Obviamente, dependiendo de la situación de cada barrio y de la cantidad de gente capaz de organizar grupos, se pueden añadir otros perfiles o convocar más grupos. Es importante grabar las sesiones y luego hacer un resumen de lo dicho para poder pensarlo bien. Tendría que haber un equipo que se dedicara a organizar estos grupos, que uno o dos miembros de dicho equipo estuvieran presentes en cada grupo que se celebre e hiciera dos páginas de resumen de cada grupo. Los demás del equipo pueden escuchar las grabaciones y complementar el resumen. Ese resumen no juzga ni interpreta, sino que simplemente describe sintética y claramente lo que se dijo y cuáles fueron los consensos y divergencias que aparecieron.

4. La asamblea parroquial

La mejor opción es convocar a todos los que quieran participar de la parroquia, sea cual sea su grado de asistencia a la misma. Invitar a todos en las eucaristías, actividades y poner carteles. Si hay algún grupo descolgado de la parroquia, pero presente en el territorio, invitarlo también. De nuevo los materiales de la Diócesis de Palencia son una gran ayuda. Convocar una mañana de domingo. Quizás para eso sea importante concentrar las eucaristías y dedicar una hora y media posteriormente a la reunión. Se podría hacer dos veces en todo el periodo de consulta. Tras una muy breve introducción de 10 minutos como máximo, organizar grupos infantiles, adolescentes y del resto (uniendo jóvenes y adultos). Habría que tener animadores grupales preparados para tantos grupos como haya, con los que haya habido una reunión preparatoria días antes.

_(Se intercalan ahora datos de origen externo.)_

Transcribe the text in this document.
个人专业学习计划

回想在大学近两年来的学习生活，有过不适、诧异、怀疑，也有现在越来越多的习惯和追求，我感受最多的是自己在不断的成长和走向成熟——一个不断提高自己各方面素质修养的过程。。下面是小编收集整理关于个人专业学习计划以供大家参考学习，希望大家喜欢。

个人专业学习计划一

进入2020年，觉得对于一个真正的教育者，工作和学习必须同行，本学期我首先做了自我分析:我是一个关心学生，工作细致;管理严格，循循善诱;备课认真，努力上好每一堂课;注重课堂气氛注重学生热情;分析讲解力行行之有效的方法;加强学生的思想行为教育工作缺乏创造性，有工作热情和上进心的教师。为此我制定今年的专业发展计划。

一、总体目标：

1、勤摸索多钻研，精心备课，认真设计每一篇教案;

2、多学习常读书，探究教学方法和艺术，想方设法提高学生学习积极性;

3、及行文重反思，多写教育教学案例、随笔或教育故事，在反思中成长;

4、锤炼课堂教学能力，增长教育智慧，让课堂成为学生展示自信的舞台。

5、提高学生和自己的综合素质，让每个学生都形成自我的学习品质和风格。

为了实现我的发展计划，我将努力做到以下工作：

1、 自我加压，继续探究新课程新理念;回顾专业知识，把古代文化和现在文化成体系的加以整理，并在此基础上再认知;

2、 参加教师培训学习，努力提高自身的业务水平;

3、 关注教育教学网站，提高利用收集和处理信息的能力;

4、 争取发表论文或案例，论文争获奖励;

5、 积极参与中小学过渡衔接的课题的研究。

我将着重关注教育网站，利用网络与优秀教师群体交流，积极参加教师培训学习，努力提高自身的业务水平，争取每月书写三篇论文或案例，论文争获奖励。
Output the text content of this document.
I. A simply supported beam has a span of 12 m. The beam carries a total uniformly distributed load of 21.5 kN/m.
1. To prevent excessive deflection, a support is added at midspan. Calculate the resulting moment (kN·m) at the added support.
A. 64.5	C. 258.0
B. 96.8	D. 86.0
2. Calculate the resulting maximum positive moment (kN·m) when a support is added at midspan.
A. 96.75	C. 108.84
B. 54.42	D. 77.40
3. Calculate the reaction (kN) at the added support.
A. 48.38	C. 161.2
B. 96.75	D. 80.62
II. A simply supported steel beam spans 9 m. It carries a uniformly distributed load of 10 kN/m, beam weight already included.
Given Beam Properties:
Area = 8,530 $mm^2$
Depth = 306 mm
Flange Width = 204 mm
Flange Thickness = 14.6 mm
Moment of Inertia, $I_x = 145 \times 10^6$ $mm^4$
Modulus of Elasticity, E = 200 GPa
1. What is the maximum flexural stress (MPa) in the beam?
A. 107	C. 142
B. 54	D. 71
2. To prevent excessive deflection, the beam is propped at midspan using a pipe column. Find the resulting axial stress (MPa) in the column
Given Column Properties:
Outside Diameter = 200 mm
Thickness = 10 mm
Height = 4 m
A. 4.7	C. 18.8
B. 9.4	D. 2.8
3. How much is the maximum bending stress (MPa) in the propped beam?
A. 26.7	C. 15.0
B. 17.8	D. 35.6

Lo más fácil es organizar la reunión en tres rondas. Plantear dos o tres preguntas a contestar en la primera ronda. En la segunda ronda, identificar cada uno qué aspectos le resuenan más –sin añadir nuevos aspectos-. En la tercera ronda identificar cuál sería la convergencia principal que hay entre todo lo escuchado. Tomar nota de todo y que cada animador haga una ficha por grupo.

Si se logra hacer una segunda asamblea, se podría hacer un resumen (en una página) de lo que salió en la primera asamblea por grupos y trabajar de nuevo por grupos en tres rondas sobre esa página o bien introduciendo nuevas preguntas.

5. Equipos, grupos y comunidades parroquiales

Quizás es la consulta más fácil. Hay que poner mucho cuidado en no olvidar a ningún grupo o equipo (catequesis, comunidades, scouts, religiosos y religiosas que viven en el territorio parroquial, equipos de liturgia, Cáritas y otros grupos sociales católicas, etc.). Se pueden plantear en dos sesiones. El material de la Diócesis de Palencia está reamente muy bien para este nivel de consulta a grupos.

6. Un grupo amplio de voces de grupos y equipos

Además del trabajo de cada grupo y equipo, es importante constituir un grupo amplio donde estén presentes voces de todos los grupos, equipos y comunidades, con los que trabajar más a fondo todo el proceso, reflexionando lo recogido por todos los demás canales (grupos de conversación, encuesta, consultas en las eucaristías, etc.) y siguiendo todos los pasos que nos indican en las herramientas de la Diócesis de Palencia. Sería clave que ese grupo amplio contara con un guía espiritual que ayudara a seguir los pasos (y que se dedicara solamente a eso, sin intervenir más que para ayudar en el modo de proceder).